He’d blurted it out all on his own, but he was looking at me as if I’d made him do it on purpose.
“All right, all right,” I mutter through the livid strips of aggression hanging between us. “Nobody’s keeping you here. You can leave when you like. We’re not in headquarters here.”
“Kicking me out are you?” His attempt to make his voice sound butcher rises to a cackle that makes him spin round in fury to see who’s laughing at him. I keep out of the others’ attempts at calming him down. Sayago knows that when he reaches the end of his tale the happy hour’s over, and it occurs to me his constant digressions might be a ruse to delay the fateful moment for as long as possible. He looks more upset than Scheherazade and it takes another glass to calm him down.
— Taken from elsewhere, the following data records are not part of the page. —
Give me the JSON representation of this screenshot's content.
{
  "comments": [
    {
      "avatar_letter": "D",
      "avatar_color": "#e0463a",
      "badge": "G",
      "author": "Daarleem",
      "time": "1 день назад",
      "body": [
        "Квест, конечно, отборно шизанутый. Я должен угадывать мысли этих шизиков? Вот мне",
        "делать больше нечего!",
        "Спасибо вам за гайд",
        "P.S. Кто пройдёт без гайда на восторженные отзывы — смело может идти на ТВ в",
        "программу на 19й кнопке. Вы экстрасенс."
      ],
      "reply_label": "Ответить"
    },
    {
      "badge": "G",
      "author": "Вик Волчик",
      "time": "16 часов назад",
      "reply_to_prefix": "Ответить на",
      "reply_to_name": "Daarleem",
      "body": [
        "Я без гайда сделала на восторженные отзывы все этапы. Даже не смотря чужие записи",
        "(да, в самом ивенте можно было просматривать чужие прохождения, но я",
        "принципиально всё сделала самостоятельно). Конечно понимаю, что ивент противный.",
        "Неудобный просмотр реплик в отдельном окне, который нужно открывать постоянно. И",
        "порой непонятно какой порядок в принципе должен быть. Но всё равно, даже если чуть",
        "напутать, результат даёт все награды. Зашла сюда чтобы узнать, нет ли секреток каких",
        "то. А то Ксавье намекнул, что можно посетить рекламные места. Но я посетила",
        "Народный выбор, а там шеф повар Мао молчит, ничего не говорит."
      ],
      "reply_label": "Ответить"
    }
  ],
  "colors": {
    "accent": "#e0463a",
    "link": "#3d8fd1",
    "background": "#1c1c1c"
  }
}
“What the Super wanted was to find the right spot”—he addresses not me, but the general audience. “I’ve already told you Superintendent Neri liked to do things properly. Very particular he was, very well organised. So he spent the time reading some report or other he’d been sent till well into the evening.”
The genes
is and evolution of Malihuel’s lagoon must not be interpreted using a localist approach, for such an interpretation would, per se, be lacking the indispensable bases of its rational understanding. We must view it as the result of processes affecting our entire plain, and it is of interest to us from the point of view of Applied Geography. We believe, however, that, even extending the study to the entire Pampas, such an approach would still be one-sided, and it must therefore be seen in its precise dimensions in relation to phenomena on a continental or even planetary scale that …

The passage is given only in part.